In the meantime, any word about Spotify’s revenue picture leaves Wall Street to scrutinize if it can still pull off its long-expected public offering successfully. With some putting the company’s worth at about $19 billion, the health of the entire music industry, not just Spotify, is riding on whether this will happen this year. If Spotify, as the pipeline, is successful in going public, then industry executives will be left to wonder how much the companies who actually own the copyrights are worth.
Yet despite its valuations, Spotify has continued to steadily lose money, and some are wondering how much it has to scale in order to be profitable. Two weeks ago, the latest Copyright Royalty Board ruling may have thrown a wrench into the public-offering plans by increasing the headline rate that digital on-demand streaming services will have to pay publishers and songwriters from its current 10.5 percent of revenue level to 15.1 percent of revenue by 2022.
However, on the recorded-music side of the business, Spotify appears to have had success in negotiating lower rates, at least in the short term, as reported widely at the end of 2016 and in early 2017. For the year ended Dec. 31, 2016, in the U.S. Spotify paid about 58.5 percent of revenue to labels and another 12.64 percent to music publishers, for a total of 71.7 percent of revenue, according to the financial data obtained by Billboard. For the first 10 months of 2017, the amount paid to labels and publishers declined about three percentage points to about 68 percent of revenue. The good news for the service is that the payments to labels have been has steadily declining all year, falling to 51.5 percent of revenue in October; with publishing added in, that makes the final number about 64.4 percent of revenue for that month.
On the ad-supported side, Spotify appears to have had even more success in negotiating lower rates in the U.S. There, Spotify paid a total of 63.7 percent of revenue to labels and publishers through the first 10 months of 2017. Overall it looks like the percentage increases in royalties gained by the publishers over the next few years had already been at least offset by Spotify in its earlier negotiations with labels.
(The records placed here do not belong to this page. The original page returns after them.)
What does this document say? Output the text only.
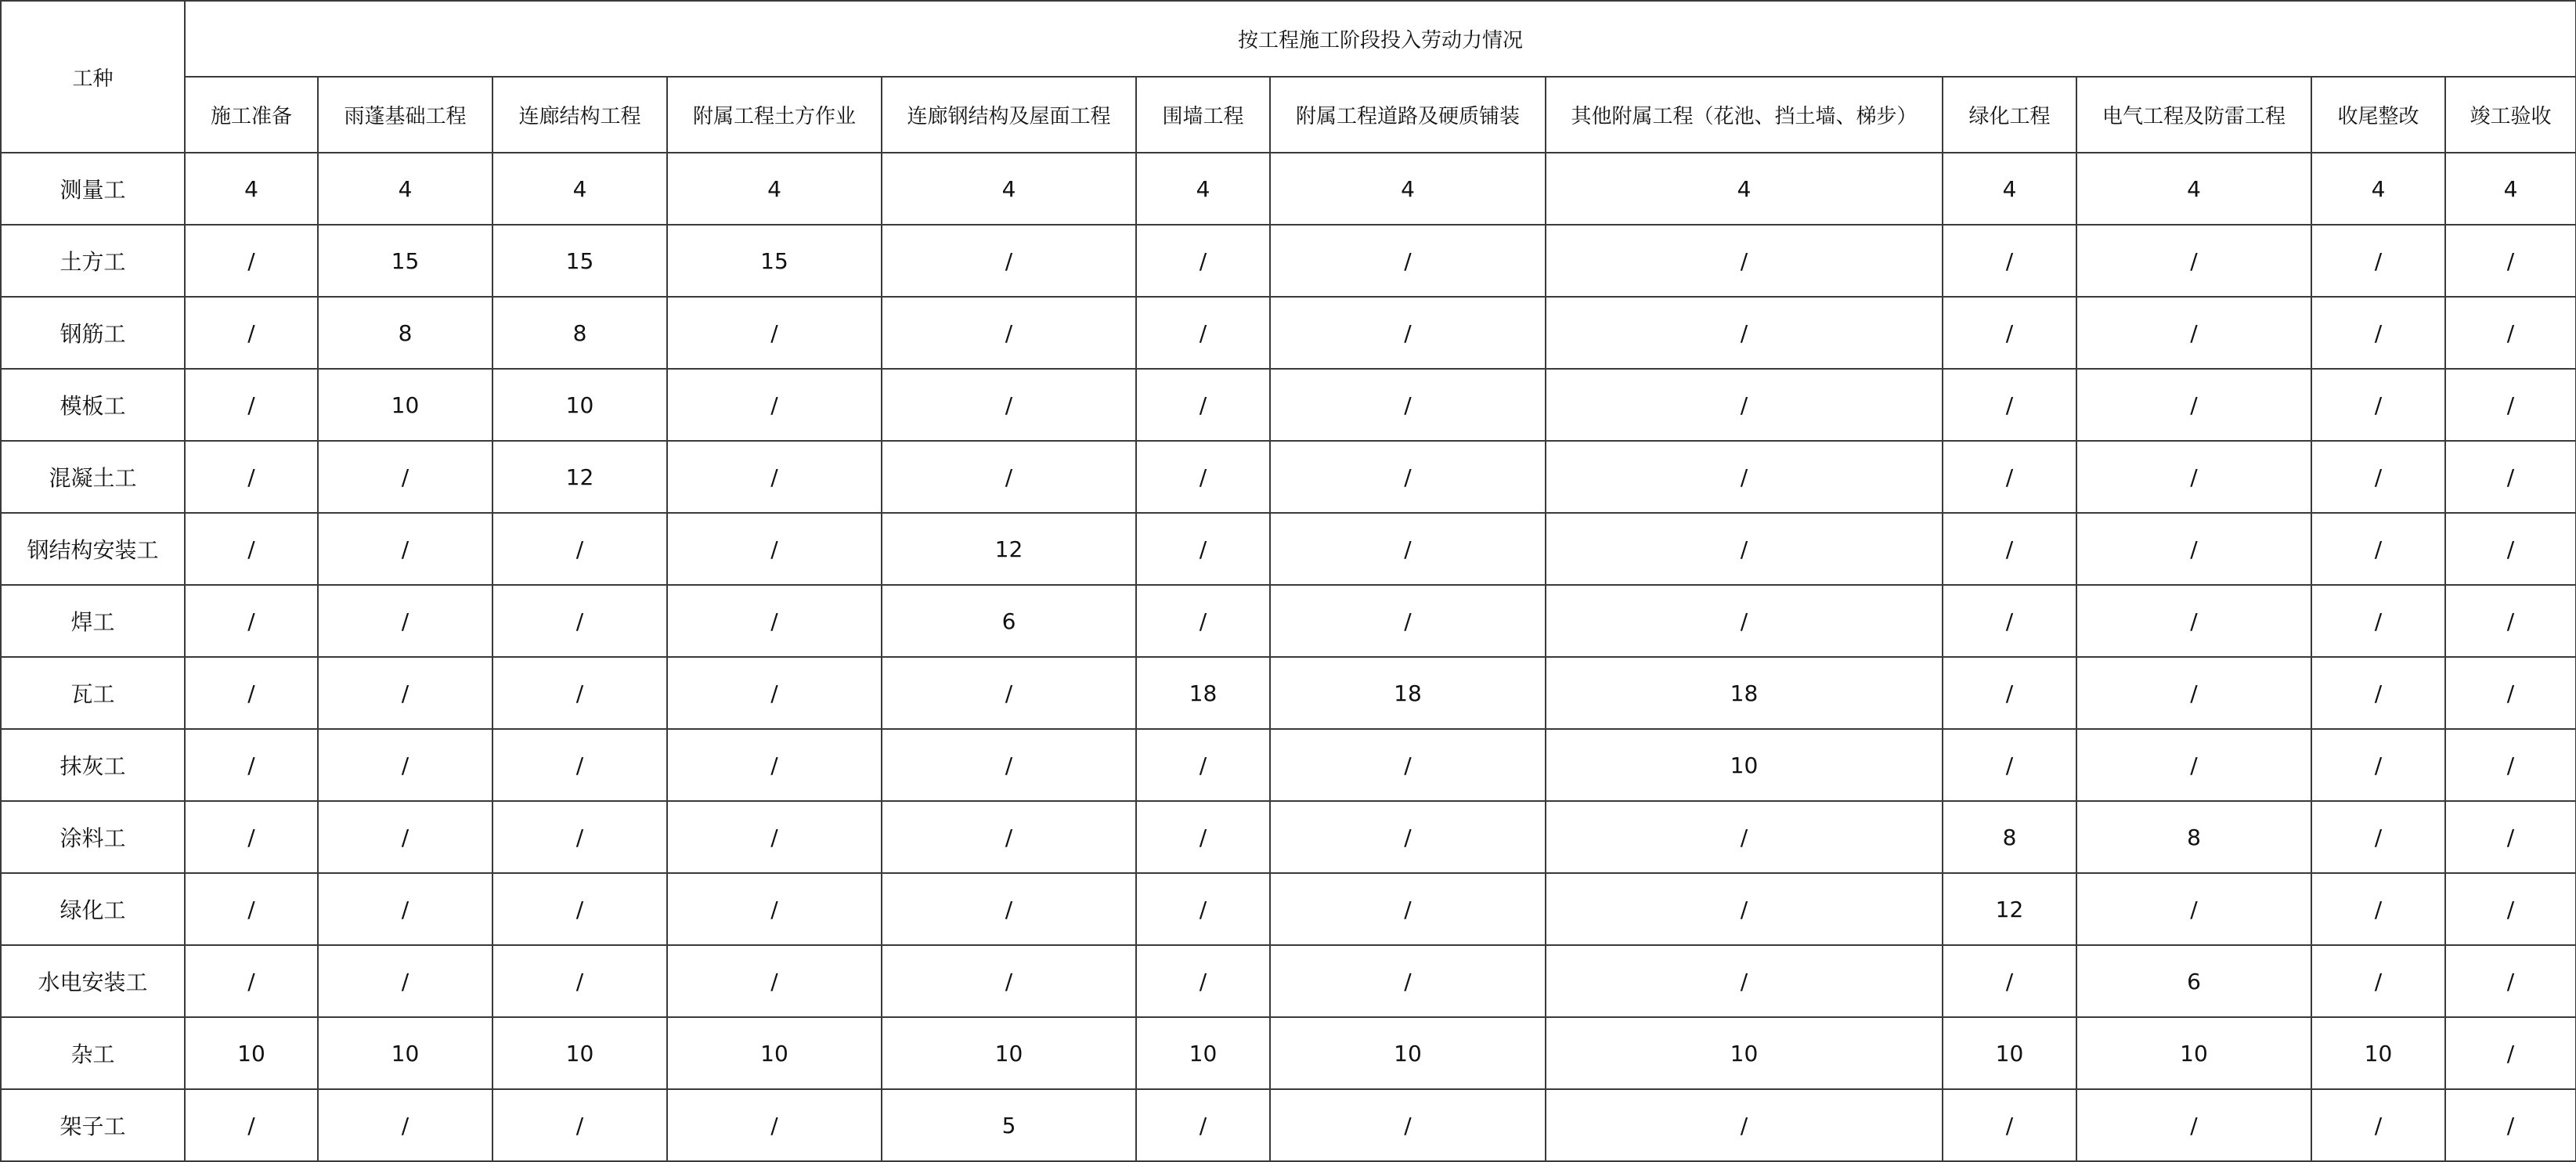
工种	按工程施工阶段投入劳动力情况											
	施工准备	雨蓬基础工程	连廊结构工程	附属工程土方作业	连廊钢结构及屋面工程	围墙工程	附属工程道路及硬质铺装	其他附属工程（花池、挡土墙、梯步）	绿化工程	电气工程及防雷工程	收尾整改	竣工验收
测量工	4	4	4	4	4	4	4	4	4	4	4	4
土方工	/	15	15	15	/	/	/	/	/	/	/	/
钢筋工	/	8	8	/	/	/	/	/	/	/	/	/
模板工	/	10	10	/	/	/	/	/	/	/	/	/
混凝土工	/	/	12	/	/	/	/	/	/	/	/	/
钢结构安装工	/	/	/	/	12	/	/	/	/	/	/	/
焊工	/	/	/	/	6	/	/	/	/	/	/	/
瓦工	/	/	/	/	/	18	18	18	/	/	/	/
抹灰工	/	/	/	/	/	/	/	10	/	/	/	/
涂料工	/	/	/	/	/	/	/	/	8	8	/	/
绿化工	/	/	/	/	/	/	/	/	12	/	/	/
水电安装工	/	/	/	/	/	/	/	/	/	6	/	/
杂工	10	10	10	10	10	10	10	10	10	10	10	/
架子工	/	/	/	/	5	/	/	/	/	/	/	/
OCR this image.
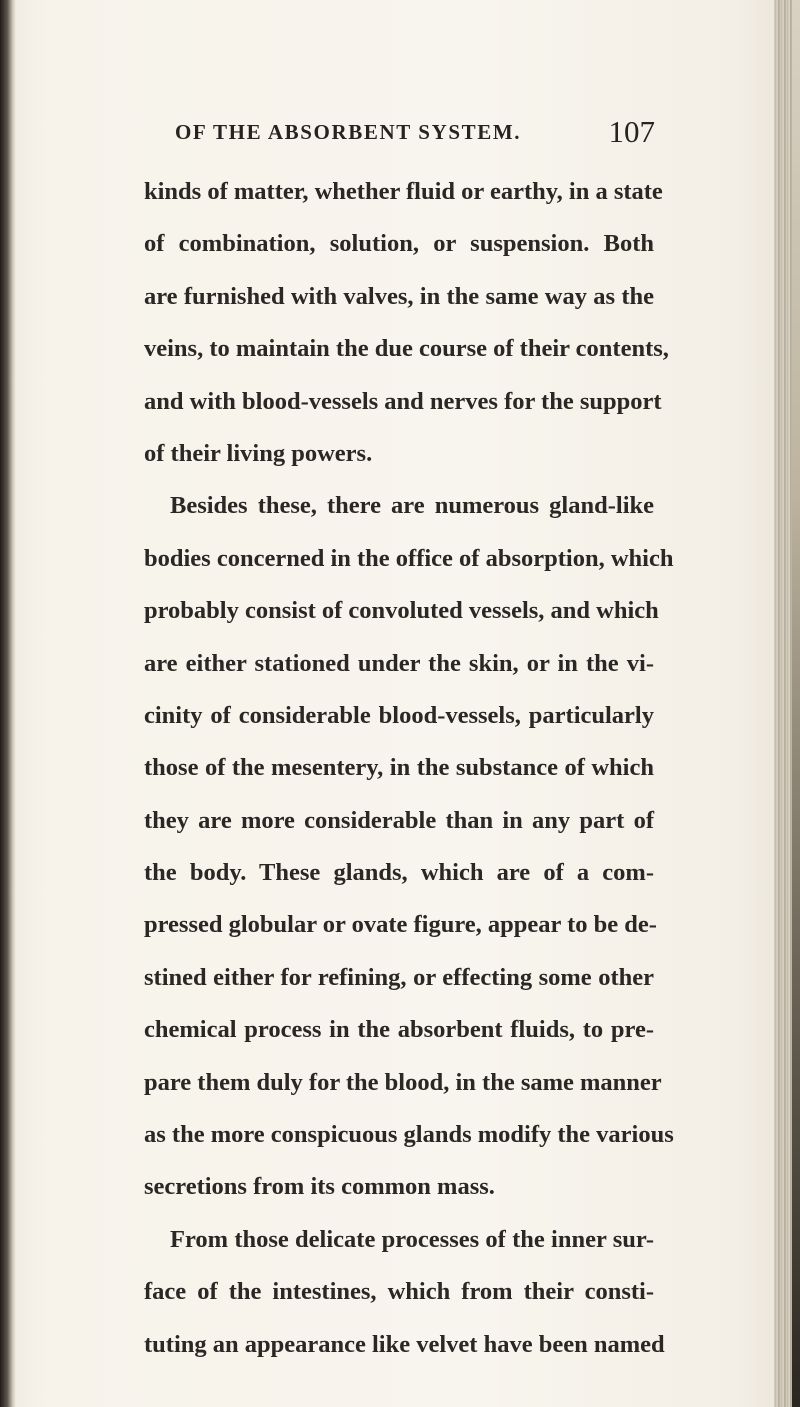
OF THE ABSORBENT SYSTEM.	107
kinds of matter, whether fluid or earthy, in a state
of combination, solution, or suspension. Both
are furnished with valves, in the same way as the
veins, to maintain the due course of their contents,
and with blood-vessels and nerves for the support
of their living powers.
Besides these, there are numerous gland-like
bodies concerned in the office of absorption, which
probably consist of convoluted vessels, and which
are either stationed under the skin, or in the vi-
cinity of considerable blood-vessels, particularly
those of the mesentery, in the substance of which
they are more considerable than in any part of
the body. These glands, which are of a com-
pressed globular or ovate figure, appear to be de-
stined either for refining, or effecting some other
chemical process in the absorbent fluids, to pre-
pare them duly for the blood, in the same manner
as the more conspicuous glands modify the various
secretions from its common mass.
From those delicate processes of the inner sur-
face of the intestines, which from their consti-
tuting an appearance like velvet have been named
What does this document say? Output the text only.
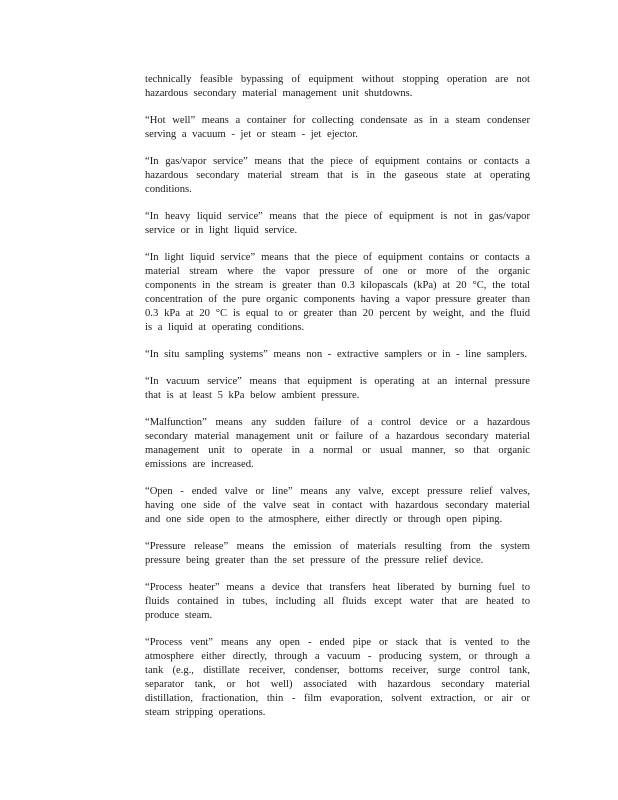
technically feasible bypassing of equipment without stopping operation are not hazardous secondary material management unit shutdowns.

“Hot well” means a container for collecting condensate as in a steam condenser serving a vacuum - jet or steam - jet ejector.

“In gas/vapor service” means that the piece of equipment contains or contacts a hazardous secondary material stream that is in the gaseous state at operating conditions.

“In heavy liquid service” means that the piece of equipment is not in gas/vapor service or in light liquid service.

“In light liquid service” means that the piece of equipment contains or contacts a material stream where the vapor pressure of one or more of the organic components in the stream is greater than 0.3 kilopascals (kPa) at 20 °C, the total concentration of the pure organic components having a vapor pressure greater than 0.3 kPa at 20 °C is equal to or greater than 20 percent by weight, and the fluid is a liquid at operating conditions.

“In situ sampling systems” means non - extractive samplers or in - line samplers.

“In vacuum service” means that equipment is operating at an internal pressure that is at least 5 kPa below ambient pressure.

“Malfunction” means any sudden failure of a control device or a hazardous secondary material management unit or failure of a hazardous secondary material management unit to operate in a normal or usual manner, so that organic emissions are increased.

“Open - ended valve or line” means any valve, except pressure relief valves, having one side of the valve seat in contact with hazardous secondary material and one side open to the atmosphere, either directly or through open piping.

“Pressure release” means the emission of materials resulting from the system pressure being greater than the set pressure of the pressure relief device.

“Process heater” means a device that transfers heat liberated by burning fuel to fluids contained in tubes, including all fluids except water that are heated to produce steam.

“Process vent” means any open - ended pipe or stack that is vented to the atmosphere either directly, through a vacuum - producing system, or through a tank (e.g., distillate receiver, condenser, bottoms receiver, surge control tank, separator tank, or hot well) associated with hazardous secondary material distillation, fractionation, thin - film evaporation, solvent extraction, or air or steam stripping operations.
With Spotify’s margins at least stabilizing, if not headed in the right direction altogether — even with one last, albeit expensive, $1.6 billion lawsuit filed by Wixen Music Publishers claiming copyright infringement — Spotify still looks likely to most in the music industry to go public this year. And while Apple Music may soon have, by any metric, overall better revenue numbers than Spotify in the U.S., it still has a ways to go to win back the hearts of those record label executives it held when downloads were still king back — especially the independent labels who swear by Spotify’s marketing prowess. And worldwide, given the costs of localization in various markets and other dynamics, as well as Spotify’s head start, the streaming competition is a whole other story.